Lead doctor impressed with burn victim’s progress in US hospital
AFTER completing four surgeries and getting ready to complete just one more, 14-year-old burn victim Ackalia Dunkley could be released from the Joseph M Still (JMS) Burn Center at Doctors Hospital in Augusta, Georgia, United States, in a month’s time.
Doctors have been enthused by Ackalia’s progress since she arrived at the facility on June 21.
On June 16 Ackalia, a student of Black River High School in St Elizabeth, was preparing tea in the early morning, before heading off to the institution, when a mishap allegedly led to a gas explosion that melted her uniform on her body.
When Ackalia arrived in the USA it was five days after she got burnt, not ideal but it was better late than never, according to Dr Zaheen Hassan, president of the JMS Burn Center.
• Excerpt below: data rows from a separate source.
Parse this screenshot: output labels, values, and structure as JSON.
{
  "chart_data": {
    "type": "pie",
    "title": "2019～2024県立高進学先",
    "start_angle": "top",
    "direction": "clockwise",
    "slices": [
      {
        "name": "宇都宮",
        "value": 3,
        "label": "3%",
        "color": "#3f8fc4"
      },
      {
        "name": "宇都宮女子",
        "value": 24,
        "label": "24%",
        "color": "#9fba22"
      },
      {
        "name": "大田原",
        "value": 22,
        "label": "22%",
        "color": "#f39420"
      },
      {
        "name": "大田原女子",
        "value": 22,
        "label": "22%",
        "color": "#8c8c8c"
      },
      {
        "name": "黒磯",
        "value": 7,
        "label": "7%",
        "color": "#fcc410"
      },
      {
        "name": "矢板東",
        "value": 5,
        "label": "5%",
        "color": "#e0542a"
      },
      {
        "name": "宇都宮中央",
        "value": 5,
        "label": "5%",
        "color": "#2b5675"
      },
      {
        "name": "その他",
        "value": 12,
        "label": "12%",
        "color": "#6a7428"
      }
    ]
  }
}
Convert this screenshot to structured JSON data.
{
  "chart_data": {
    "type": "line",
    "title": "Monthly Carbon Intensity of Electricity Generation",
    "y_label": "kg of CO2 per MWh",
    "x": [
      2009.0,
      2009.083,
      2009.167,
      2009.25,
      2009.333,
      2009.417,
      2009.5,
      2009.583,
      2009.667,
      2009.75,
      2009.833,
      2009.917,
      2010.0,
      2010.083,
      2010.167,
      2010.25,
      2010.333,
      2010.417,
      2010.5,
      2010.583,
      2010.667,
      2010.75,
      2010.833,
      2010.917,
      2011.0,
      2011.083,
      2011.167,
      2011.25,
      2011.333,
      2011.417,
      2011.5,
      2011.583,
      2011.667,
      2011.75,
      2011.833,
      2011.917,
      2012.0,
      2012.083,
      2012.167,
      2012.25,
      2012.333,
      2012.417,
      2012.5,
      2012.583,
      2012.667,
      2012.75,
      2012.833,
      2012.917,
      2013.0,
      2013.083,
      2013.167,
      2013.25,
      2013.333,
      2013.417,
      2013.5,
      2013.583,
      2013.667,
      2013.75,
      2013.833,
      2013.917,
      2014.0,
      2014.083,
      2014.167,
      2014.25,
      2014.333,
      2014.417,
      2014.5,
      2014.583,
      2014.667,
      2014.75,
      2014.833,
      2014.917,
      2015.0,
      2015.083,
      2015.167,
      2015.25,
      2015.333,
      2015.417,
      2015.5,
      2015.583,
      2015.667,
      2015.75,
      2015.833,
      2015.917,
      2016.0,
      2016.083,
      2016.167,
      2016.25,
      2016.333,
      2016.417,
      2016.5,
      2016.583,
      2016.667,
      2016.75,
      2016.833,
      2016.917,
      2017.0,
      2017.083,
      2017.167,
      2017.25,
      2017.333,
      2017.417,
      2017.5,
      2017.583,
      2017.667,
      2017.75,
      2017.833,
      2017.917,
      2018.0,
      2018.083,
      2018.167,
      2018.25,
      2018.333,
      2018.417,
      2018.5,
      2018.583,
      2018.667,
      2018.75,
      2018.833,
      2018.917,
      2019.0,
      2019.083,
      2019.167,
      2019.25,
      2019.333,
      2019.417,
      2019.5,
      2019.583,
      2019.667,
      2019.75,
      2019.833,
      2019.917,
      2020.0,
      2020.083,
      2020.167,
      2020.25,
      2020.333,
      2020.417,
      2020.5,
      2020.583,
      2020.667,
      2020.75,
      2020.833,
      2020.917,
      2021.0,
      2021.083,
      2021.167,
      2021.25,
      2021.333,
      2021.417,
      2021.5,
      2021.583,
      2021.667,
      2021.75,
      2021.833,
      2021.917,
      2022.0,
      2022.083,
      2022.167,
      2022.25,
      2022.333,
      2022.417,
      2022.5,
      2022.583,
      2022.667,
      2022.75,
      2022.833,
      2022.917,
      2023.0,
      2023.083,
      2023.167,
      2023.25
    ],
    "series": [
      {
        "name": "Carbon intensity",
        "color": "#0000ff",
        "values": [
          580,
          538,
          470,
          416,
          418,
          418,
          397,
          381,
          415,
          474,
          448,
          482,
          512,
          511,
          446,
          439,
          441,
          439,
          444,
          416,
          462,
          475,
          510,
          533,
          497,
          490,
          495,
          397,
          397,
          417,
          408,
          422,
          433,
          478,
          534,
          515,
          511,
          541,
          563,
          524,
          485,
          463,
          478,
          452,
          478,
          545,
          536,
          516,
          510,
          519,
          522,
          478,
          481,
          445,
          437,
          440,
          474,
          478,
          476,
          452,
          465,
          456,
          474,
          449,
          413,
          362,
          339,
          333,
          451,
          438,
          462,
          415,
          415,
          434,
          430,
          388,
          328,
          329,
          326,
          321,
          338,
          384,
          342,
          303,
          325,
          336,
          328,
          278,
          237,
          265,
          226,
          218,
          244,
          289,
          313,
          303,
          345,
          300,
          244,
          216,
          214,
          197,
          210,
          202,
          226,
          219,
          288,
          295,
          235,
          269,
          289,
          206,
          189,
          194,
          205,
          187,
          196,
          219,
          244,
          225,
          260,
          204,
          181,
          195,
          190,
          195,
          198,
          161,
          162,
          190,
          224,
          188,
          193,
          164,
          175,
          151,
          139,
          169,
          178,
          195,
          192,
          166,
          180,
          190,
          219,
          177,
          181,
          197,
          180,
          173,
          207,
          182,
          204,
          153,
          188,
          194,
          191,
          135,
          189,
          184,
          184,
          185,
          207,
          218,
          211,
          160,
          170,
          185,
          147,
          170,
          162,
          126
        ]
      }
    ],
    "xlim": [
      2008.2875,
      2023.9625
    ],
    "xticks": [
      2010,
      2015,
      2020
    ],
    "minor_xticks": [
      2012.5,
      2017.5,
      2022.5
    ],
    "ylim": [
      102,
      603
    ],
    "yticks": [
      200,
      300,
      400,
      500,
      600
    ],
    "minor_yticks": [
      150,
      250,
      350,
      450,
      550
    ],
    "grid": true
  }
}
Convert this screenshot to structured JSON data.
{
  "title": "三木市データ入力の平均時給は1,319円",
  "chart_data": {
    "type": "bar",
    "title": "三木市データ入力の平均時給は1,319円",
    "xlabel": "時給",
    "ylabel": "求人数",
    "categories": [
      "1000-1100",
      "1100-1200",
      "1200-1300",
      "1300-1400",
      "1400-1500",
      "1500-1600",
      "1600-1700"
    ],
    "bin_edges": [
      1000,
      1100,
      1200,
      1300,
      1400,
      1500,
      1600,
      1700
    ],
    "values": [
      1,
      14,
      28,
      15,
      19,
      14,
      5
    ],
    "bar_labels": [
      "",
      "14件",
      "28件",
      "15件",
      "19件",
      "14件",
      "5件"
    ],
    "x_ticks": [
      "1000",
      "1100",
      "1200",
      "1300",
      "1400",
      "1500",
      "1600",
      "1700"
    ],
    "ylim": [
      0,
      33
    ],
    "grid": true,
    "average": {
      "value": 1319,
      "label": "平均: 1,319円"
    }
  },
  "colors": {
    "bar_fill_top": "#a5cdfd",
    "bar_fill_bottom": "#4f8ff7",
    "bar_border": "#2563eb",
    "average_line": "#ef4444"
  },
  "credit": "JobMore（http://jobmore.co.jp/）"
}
Dr Hassan commended the University Hospital of the West Indies for doing all they could to keep Ackalia alive before she was flown to the USA.
“At least she got here,” Hassan said. “Her total body surface area was 50 per cent. That is a big burn, even for the USA. For Jamaica and other Third World countries — like the country that I came from, Bangladesh — if someone gets even 40 per cent burns, it is a death sentence. They can’t do anything. When she came here I was very happy that the doctors in Jamaica, with minimum resources, did a phenomenal job. Ackalia did not get infected and did not get septic. As soon as she came, I checked her out with my team and decided to go to the operating room the next day because she was very dry. We would have taken her to the operating room the same day if we could. Fortunately, most of her burns were second-degree. We took a small amount of skin from her hip area to do a recell.”
Dr Hassan added: “We spread the recell on both arms and the face. The other areas with deeper burns, like the right hand and both lower legs, we had to shave off the dead tissue and put cadaver skin. That was the first surgery we did. The next surgery we did was on June 28, 2023. On July 3, 2023 we took her to the operating room and did a whole dressing change and took the cadaver skin off the lower leg to prepare for skin grafting. Skin grafting was done July 5, 2023, and we harvested the skin from her back and grafted both legs and right hand. She is talking and doing really well. She will go back to the operating room today or Wednesday for another dressing change, and all the staples will be removed so she can feel even better.”
Dr Hassan, who shared that he is a believer in God and always asks the Almighty to help him do no harm to his patients, told the Jamaica Observer that he had mixed feelings when he first received Ackalia.
“The first feeling was bad because she is only 14 years old and had 50 per cent of her body burnt. The good feeling came after we examined her. I felt this was not so bad and I thought we would get her better in a short space of time. The future is very difficult to predict but I have been doing medicine for about 42 years now. I have been doing burns for 25 years so, with my limited experience, I would say probably about four to six weeks she should be able to go back to Jamaica,” he said.
Five burn surgeons, three paediatricians, and roughly 30 mid-level practitioners worked to ensure Ackalia’s survival. Her father, Ruphema Dunkley, said he did not have the words to explain how grateful he was and expressed that with “God in the vessel, we can smile at the storm”.